Birçok kez gitmiştim Ayvacık'a.
Ama bu kez aklıma takıldı o meşhur türkü.
Melodisini bilsem de terennüm etmek için değil elbette.
Bu yıl Salıpazarı, Terme tam bir felaket yaşamış Çarşamba fazla etkilenmemişti.
Sel baskınlarında iki kişide sel sularına kapılıp can vermişti.
Hani söylüyoruz türküde 'Çarşamba'yı sel aldı' diye.
Bugünlerde bakıyoruz Yeşilırmak olmuş kuzu.
Kızarsam/köpürürsem yıkarım durumu yok.
Var olan gücünü kullanacak durumda değil.
Üzerine kurulu öylesine iki baraj var ki…
Kendisine 'Yeşilırmak sen bu hale düşecek miydin?' dedirtmiş.
Suat Uğurlu Barajına kadar kendi halindeki Yeşilırmak, Ayvacık ilçe merkezindeki göl alanıyla aslında nasıl saklı bir güce sahip olduğunu gösteriyor.
Evcilleştirilen Yeşilırmak kucaktaki kedinin uysallaşmış halinden farklı değil.
Ama hakkını verelim Ayvacık'a Saklı Cennet adını verdirende o.
Bu kez Yeşilırmak'ın devasa gücünü farklı açıdan gözlemlemek istiyordum. Fakat gittiğim her yeni rota arayışlarımda eşim, 'Bilmediğimiz yerlere gitmeyelim' çıkışlarıyla bunaltmıştır beni.
Yine onun söylemleriyle Hasan Uğurlu Baraj gövdesinden geçip beton asfaltta tırmanırken baraj gölünün dağların aralarına küçüklü büyüklü koylardaki enfes görüntüleri karşıladı bizi.
Epey ilerlememize rağmen göl alanını aşıp ırmak yatağına ulaşamamıştık.
İçimdeki merak ise bana 'Git gidebildiğin kadar' diyordu.
Aşağılarda kalan baraj gölü Yeşilırmak'ın gücü kadar ülke ekonomisi açısından ne denli bir potansiyel olduğunu gösteriyordu.

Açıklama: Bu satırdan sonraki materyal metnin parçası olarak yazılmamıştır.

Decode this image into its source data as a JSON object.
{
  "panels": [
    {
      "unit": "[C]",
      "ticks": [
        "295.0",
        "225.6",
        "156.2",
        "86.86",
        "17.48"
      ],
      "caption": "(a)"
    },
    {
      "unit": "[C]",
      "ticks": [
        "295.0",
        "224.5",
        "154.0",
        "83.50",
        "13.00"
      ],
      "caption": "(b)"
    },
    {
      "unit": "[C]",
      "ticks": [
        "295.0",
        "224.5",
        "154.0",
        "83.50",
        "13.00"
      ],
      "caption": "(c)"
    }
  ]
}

Çevredeki dağlarla aynı seviyeye çıkınca, böylesine bir gücün istenirse kontrol altına alınabileceği gerçeğini yansıtıyordu.
'Acaba şurada mı/burada mı konaklasak?' derken her iki vadiyi görüş alanına aldığımız sapakta, geldiğimiz yön için Ayvacık/Samsun, devamında ise Kabaklık tabelası karşıladı bizi.
Devasa su deryasının görselliği aşağılarda, karşımızda ise Erbaa topraklarıydı.
Yeşilırmak dağların aralarında küçük koylar oluşturmuş, çok fazla yapacak bir şeyi de yoktu.
Böyle bir gücün kaynağına ilerlemek insana farklı duygu veriyor.
Suat ve Hasan Uğurlu Barajlarıyla dizginleri ele alınan bir güç, izin verildiği kadarıyla denizle buluşabiliyordu.
Tablonun tercümesi 'Su Akarken Türk Bakmıyordu'.
Kontrolsüz güç tehlikedir ama Yeşilırmak yıllardır kontrol altında.
İstediğimiz kadar 'Çarşamba'yı sel aldı' türküsünü söyleyelim.